Higher mineral levels can be translated into higher crop outputs, but only if there is enough biology to convert it into a usable form. Concurrently if any of the forms of fertilizer or pesticides have a harmful and/or long lasting effect on the soil biology, the productivity of the soils in the field can be hurt.

Depending on the added input, we can see there is a selective effect depending on the product. We are seeing there is a general lack of knowledge about each individual pesticide or form of fertilizer that would be applied to each field.

Farmers that are sending soil samples into labs are getting their analytical results back with the biological results expressed on a 1 to 50 scale with 1 being the lowest and 50 the best.

I have been told that many of the sandy loam, continuous corn fields being sprayed with certain herbicides are coming in with scores of 1 to 2.

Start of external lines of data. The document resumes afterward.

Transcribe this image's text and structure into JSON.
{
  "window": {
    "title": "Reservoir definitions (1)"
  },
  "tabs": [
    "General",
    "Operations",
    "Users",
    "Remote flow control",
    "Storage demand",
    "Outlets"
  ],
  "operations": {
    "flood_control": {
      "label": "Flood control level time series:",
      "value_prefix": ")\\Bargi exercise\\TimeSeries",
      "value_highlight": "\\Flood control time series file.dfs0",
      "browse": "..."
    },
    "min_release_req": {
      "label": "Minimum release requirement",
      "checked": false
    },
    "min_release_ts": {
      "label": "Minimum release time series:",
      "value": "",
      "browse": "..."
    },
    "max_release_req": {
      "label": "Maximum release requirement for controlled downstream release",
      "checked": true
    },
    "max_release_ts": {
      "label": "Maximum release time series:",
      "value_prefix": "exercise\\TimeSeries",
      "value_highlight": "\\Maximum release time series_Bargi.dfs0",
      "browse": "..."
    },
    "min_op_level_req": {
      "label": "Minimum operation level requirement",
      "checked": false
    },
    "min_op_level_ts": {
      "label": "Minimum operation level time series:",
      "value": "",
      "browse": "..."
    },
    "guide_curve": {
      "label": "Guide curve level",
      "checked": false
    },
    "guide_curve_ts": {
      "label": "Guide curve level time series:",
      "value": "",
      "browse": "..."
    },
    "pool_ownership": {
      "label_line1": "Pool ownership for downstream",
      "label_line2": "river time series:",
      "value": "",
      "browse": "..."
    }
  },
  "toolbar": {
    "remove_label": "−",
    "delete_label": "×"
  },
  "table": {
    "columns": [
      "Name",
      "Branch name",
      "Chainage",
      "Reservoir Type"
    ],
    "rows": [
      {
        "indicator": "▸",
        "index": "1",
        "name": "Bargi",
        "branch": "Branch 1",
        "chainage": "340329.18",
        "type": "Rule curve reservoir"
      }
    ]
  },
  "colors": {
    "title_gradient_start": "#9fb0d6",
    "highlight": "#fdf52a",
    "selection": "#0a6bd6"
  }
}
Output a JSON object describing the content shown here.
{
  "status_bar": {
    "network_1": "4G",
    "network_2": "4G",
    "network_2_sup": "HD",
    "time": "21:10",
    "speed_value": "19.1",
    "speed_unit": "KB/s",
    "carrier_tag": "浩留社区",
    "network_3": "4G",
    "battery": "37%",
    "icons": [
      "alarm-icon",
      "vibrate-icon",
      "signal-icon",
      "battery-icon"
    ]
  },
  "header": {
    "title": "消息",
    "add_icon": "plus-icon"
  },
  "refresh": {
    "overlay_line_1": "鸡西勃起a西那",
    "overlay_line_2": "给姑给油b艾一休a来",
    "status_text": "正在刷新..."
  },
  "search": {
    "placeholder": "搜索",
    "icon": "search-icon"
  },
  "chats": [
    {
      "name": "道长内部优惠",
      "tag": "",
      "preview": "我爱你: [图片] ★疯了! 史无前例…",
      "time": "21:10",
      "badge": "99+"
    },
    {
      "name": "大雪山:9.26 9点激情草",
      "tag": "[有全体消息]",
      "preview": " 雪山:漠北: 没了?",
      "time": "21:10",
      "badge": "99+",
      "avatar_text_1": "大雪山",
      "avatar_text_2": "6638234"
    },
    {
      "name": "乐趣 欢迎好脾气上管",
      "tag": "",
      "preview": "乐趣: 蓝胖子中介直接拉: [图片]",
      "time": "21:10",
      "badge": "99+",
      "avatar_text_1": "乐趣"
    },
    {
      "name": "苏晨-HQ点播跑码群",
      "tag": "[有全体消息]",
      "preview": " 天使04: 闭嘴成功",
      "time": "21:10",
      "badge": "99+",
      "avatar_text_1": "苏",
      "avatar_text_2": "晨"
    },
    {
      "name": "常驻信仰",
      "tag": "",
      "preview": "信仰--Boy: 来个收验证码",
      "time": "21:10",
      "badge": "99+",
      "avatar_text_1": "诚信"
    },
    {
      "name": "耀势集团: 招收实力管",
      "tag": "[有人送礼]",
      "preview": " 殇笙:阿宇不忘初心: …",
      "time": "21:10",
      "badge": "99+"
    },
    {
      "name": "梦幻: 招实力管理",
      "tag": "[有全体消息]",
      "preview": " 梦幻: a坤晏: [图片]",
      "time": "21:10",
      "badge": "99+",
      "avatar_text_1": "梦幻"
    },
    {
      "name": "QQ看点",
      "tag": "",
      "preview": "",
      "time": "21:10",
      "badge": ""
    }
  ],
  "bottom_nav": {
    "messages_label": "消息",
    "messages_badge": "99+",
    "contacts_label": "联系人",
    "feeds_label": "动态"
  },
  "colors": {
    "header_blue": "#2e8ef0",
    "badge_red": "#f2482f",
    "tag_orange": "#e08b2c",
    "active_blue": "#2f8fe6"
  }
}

It is leaving the observant growers with many questions about how to better those scores. Farmers from Iowa, Nebraska and other states will find themselves in the same boat once they begin to get that testing done on their soils.

Short term it may be shocking. Long term it will be best for their operations.

Human medicine

This story has a human physiology and medical counterpart. The details on this have only been postulated and researched over the last three to five years by many good scientists.

While I described what goes on in the soil with the many microbe species and populations, with the many interactions, is nearly exactly what is going on in the GI tract of the human being and most animals.

What is reported is that most humans have two to five pounds of bacteria in their intestines. Those microbes are responsible for digesting the food, extracting the minerals, forming the enzymes, vitamins and often the hormones that direct activities throughout the rest of the body and brain.

These microbes and their activity make up 70 percent of the immune system, as well as, determining the porosity of the blood brain barrier.

More research is being done, with the findings published in a multitude of countries by determined specialists. They are working on key questions about the effect of each bad or good food that gets eaten, then what happens when bad stuff ends up in the diet.

Their findings have been going a long ways toward proving clues to different medical issues such as why we are seeing so many chronic problems including autism.

We know refrigeration and sanitation was not as good 50 to 70 years ago, but those diseases were much rarer then.

Those specialists are going to keep solving the riddles and sleuthing the answers.

The pertinent question left is in which country are the contrarian opinions most likely to reach the public, which has the rights to access those answers.

After all, their lives are dependent on them.